IN THE LAND of the satirical meta-panto, the man with a clear political viewpoint is king. At Oran Mor, come Christmas time, the Play, Pie and Pint crowd don’t pretend to be staging a children’s show. Instead, the veteran team of David MacLennan (writer, director) and David Anderson (writer, musical director, actor) just clamber aboard that other aspect of panto, the rowdy satire in which the mighty are lampooned and the humble given their once-a-year chance to speak out; and they give it a memorable run for its money.

This year’s effort, a hair-raising take on the Snow White story featuring a kick-ass heroine who arms herself with a Kalashnikov half-way through the story, looked seriously under-rehearsed at its opening performance, with plenty of drying and corpsing, as the four-strong cast ploughed their way through some strikingly complex satirical song-lyrics.

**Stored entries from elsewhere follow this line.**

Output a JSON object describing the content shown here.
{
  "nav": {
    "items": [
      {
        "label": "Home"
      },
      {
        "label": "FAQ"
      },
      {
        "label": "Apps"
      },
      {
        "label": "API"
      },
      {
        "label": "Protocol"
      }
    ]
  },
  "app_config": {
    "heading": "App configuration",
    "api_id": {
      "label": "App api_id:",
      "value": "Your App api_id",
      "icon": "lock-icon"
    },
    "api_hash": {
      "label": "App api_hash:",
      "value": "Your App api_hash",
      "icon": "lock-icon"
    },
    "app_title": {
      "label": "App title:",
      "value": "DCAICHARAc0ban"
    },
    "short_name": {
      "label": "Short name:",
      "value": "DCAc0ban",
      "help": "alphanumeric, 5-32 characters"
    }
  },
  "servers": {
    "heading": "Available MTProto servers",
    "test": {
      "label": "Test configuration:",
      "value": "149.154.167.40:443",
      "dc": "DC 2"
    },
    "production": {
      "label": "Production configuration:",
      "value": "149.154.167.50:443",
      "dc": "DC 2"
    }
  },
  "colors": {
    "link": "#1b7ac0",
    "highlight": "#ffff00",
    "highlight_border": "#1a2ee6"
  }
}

Everything else about the show, though, is bang on target, from the talking mirror’s sardonic relationship with the much-face-lifted wicked queen – “Sorry, your Majesty, it’s a built-in app/ I’m no allowed tae gie you any crap” – to the Queen’s own fraught relationship with her subjects, occupying the palace square in a strictly contemporary protest movement. “Their demands are so vague!” she shrieks; while the protesters chant some crystal-clear demand, like “Make The Bankers Pay Their Taxes.”

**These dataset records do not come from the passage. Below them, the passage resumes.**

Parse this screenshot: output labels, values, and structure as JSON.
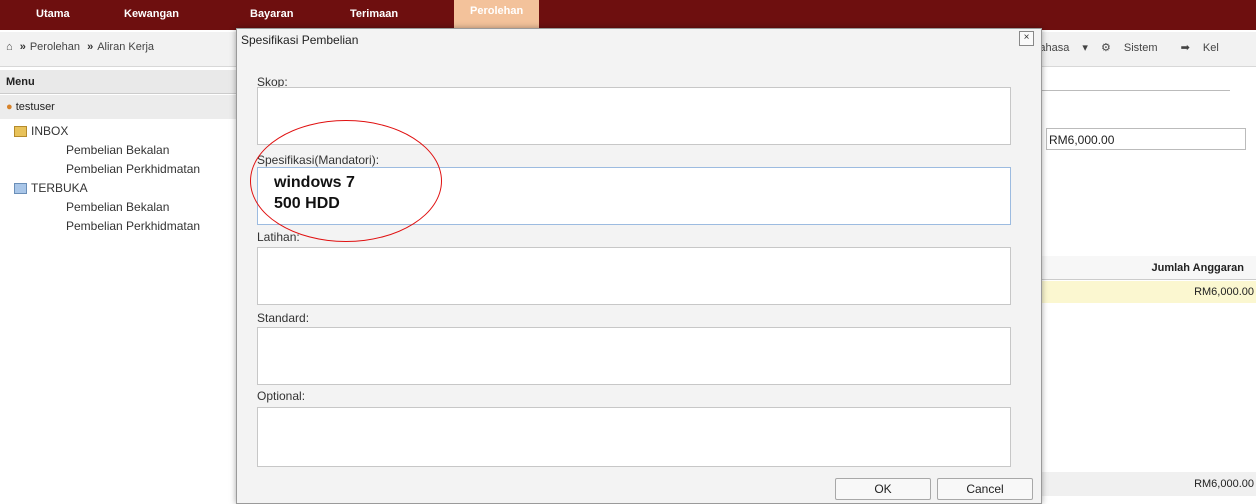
{
  "topbar": {
    "tabs": [
      "Utama",
      "Kewangan",
      "Bayaran",
      "Terimaan",
      "Perolehan"
    ]
  },
  "toolbar": {
    "crumb_1": "Perolehan",
    "crumb_2": "Aliran Kerja",
    "bahasa": "Bahasa",
    "sistem": "Sistem",
    "keluar": "Kel"
  },
  "menu": {
    "title": "Menu",
    "user": "testuser",
    "inbox": "INBOX",
    "inbox_items": [
      "Pembelian Bekalan",
      "Pembelian Perkhidmatan"
    ],
    "terbuka": "TERBUKA",
    "terbuka_items": [
      "Pembelian Bekalan",
      "Pembelian Perkhidmatan"
    ]
  },
  "background_panel": {
    "field_value": "RM6,000.00",
    "column_header": "Jumlah Anggaran",
    "row_value": "RM6,000.00",
    "total_value": "RM6,000.00"
  },
  "dialog": {
    "title": "Spesifikasi Pembelian",
    "close": "×",
    "sections": {
      "skop": {
        "label": "Skop:",
        "value": ""
      },
      "spesifikasi": {
        "label": "Spesifikasi(Mandatori):",
        "value": "windows 7\n500 HDD"
      },
      "latihan": {
        "label": "Latihan:",
        "value": ""
      },
      "standard": {
        "label": "Standard:",
        "value": ""
      },
      "optional": {
        "label": "Optional:",
        "value": ""
      }
    },
    "ok_label": "OK",
    "cancel_label": "Cancel"
  },
  "colors": {
    "topbar": "#6e0f0f",
    "active_tab": "#f3c29b",
    "annotation": "#e01010",
    "highlight_row": "#fbf7d0"
  }
}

There’s no suppressing the unstoppable creative flow of the Anderson/MacLennan script, which includes brilliant rhyming couplets throughout, and the most astonishing extended dialogue composed entirely of words beginning with the letters “tr…” . Catriona Grozier is an astonishing Canadian Snow White, George Drennan is superb as the sceptical mirror, the closing anti-boss-class chorus, to the tune of You’re Just Too Good To Be True, has the Oran Mor crowd singing its heart out. And if the whole show sometimes threatens to collapse in chaos, it’s the right kind of chaos; radical, cheeky, purposeful, and bristling with subversive wit.

At the Tron, meanwhile, Andy Arnold has abandoned the meta-panto tradition entirely, in favour of a jolly revival of an Alex Norton pantomime written for Borderline Theatre in the 1980’s, when it was known as Peter And Penny’s Panto. It’s a cheerful take on the Merlin story, in which the old magician runs a travelling magic show, has his wand stolen by the villain, and recovers it through the heroic efforts of his mechanical dolls Peter and Penny, brought to life by the helpful magic of the kindly Govan Fairy.

In its current form, Mister Merlin suffers from a structural flaw, in that more than half of the action involves the comedy double-act of the villain and his sidekick, largely alone on stage; despite their best efforts, Keith Fleming and Robbie Jack are not really funny enough, as a comic duo, to handle this kind of heavy exposure. Things perk up, though, whenever Finn Den Hertog and Sally Reid, as Peter and Penny, are allowed to get on with the story; and the show finishes with a vintage, beautifully-staged song-sheet singalong, featuring the great traditional magic word of the Glasgow panto stage – yes, it’s ally-bally-sugarally-eenty-teenty-haligolum!